4.1 –
Metodologia utilizada
Embora publicada
em 1997, um ano após a morte do seu autor, Cagaréus e Ceboleiros:
Aveiro – usos e costumes é fruto de um longo e continuado
trabalho de pesquisa que durou, podemos dizê-lo, uma vida inteira.
Nesta obra, João
Sarabando não se ficou por uma recolha textual da cultura de um povo
que tanto amava – o povo de Aveiro –, já que, compreendendo a
complexidade própria de uma cultura popular, alargou e diversificou
os seus campos de estudo. Mantendo-se interessado pela literatura e
pelas tradições populares, atraíam-no, também, a arte popular, as
formas de vida e de organização social, a arquitectura popular, etc.
Na linha de um
Adolfo Coelho e de um Rocha Peixoto, também João Sarabando
compreendeu que, para se captar verdadeiramente a alma de um povo,
não basta ouvi-lo e transcrevê-lo. É necessário observá-lo
atentamente, sem pressas, nos afazeres diários, nos momentos de dura
luta pela sobrevivência, mas também nos momentos de lazer, de
diversão ou de simples recolhimento familiar. Para o compreender,
há, então, a necessidade de multiplicar os campos de estudo, devendo
proceder-se, o mais possível, a um alargamento temático. Tudo isto,
não só João Sarabando efectuou, mas partilhou e viveu
apaixonadamente com as suas gentes aveirenses. Os seus amigos disso
foram testemunhas, dizendo que, quando visitavam a sua casa, estavam
perante um autêntico museu popular, onde se podiam observar peças de
artesanato, (p. ex., painéis de moliceiros) cerâmica variada e
escultura popular.
Deste seu
meticuloso e persistente método nos dá conta o próprio sobrinho –
Jorge Sarabando – no prefácio a esta obra, por ele elaborado: “...o
autor fez todos os percursos possíveis na região, buscou todos os
veios donde pudessem brotar puros cristais de sabedoria popular, do
trabalho, do engenho, da arte, da vida do povo, visitou um sem
número de casas e lugares, e encontrou as pessoas certas, com quem
conversou, com sensibilidade e encantamento...”.
A própria mãe da
autora do presente trabalho foi testemunha deste incansável método,
ao ter presenciado, já lá vão largos anos, a conversa animada entre
sua mãe (a entrevistada) e João Sarabando, daí resultando
directamente algumas contribuições para a obra Cagaréus e Ceboleiros,
como é o caso (verídico) do episódio a que deu o nome Um “desafio”

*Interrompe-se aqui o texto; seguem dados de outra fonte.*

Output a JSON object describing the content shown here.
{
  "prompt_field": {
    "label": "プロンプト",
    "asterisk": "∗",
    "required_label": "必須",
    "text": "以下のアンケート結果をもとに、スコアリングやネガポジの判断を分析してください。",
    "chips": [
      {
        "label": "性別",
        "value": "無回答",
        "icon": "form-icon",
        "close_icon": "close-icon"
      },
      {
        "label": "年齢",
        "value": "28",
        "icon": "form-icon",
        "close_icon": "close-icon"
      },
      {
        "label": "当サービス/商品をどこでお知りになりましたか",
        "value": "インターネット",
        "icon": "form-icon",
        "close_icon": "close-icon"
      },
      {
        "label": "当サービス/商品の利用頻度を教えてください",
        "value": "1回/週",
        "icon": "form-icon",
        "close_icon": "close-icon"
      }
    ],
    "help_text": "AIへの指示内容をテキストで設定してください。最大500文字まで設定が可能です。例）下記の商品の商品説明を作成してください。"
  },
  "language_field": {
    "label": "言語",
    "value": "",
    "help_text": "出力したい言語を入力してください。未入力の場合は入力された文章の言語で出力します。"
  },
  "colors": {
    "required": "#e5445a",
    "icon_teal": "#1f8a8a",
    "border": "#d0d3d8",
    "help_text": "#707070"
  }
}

na Póvoa do Paço (pp. 29-30).
Com simplicidade,
paciência e ternura, conseguia inspirar um ambiente de cumplicidade
e confiança ao seu interlocutor, que lhe permitia captar, com
fidelidade e genuinidade o pensar, o saber e o ser de um povo.
4.2 – Temáticas abordadas
João Sarabando subscreveu, nesta sua obra[1],
as seguintes palavras de Trindade Coelho: “O povo é o passado. O
povo há-de ser também o futuro. Tudo o que vem do povo interessa:
costumes, crenças, superstições, poesia, música – e até a sua
própria culinária.”
Ilustrando a sua
total concordância a tais palavras, João Sarabando percorreu a sua
visita às gentes do Concelho de Aveiro, dando-nos a conhecer as suas
superstições, a sua fé, a sua malícia e humor, o seu desespero e
tristeza, as suas preocupações, as suas alegrias, os seus usos e
costumes mais genuínos. Com a sua ajuda, podemos partilhar a
gastronomia aveirense, a sua habitação mais típica, os seus medos e
fantasias (através de rezas e mezinhas), uma ida a uma feira, a uma
romaria ou a um simples “serão “.
Em Cagaréus e
Ceboleiros, o autor optou por iniciar a sua viagem ao Concelho de
Aveiro (e com toda a lógica), pelo mundo mágico da infância, a que
deu o título Entretenimentos e Jogos. Aí, podemos (re)conhecer
jogos, brincadeiras, lengalengas ou até canções de embalar de ontem,
de hoje e, talvez, de sempre.
Continuando o
percurso, encontramos um título mais abrangente: Usos e costumes.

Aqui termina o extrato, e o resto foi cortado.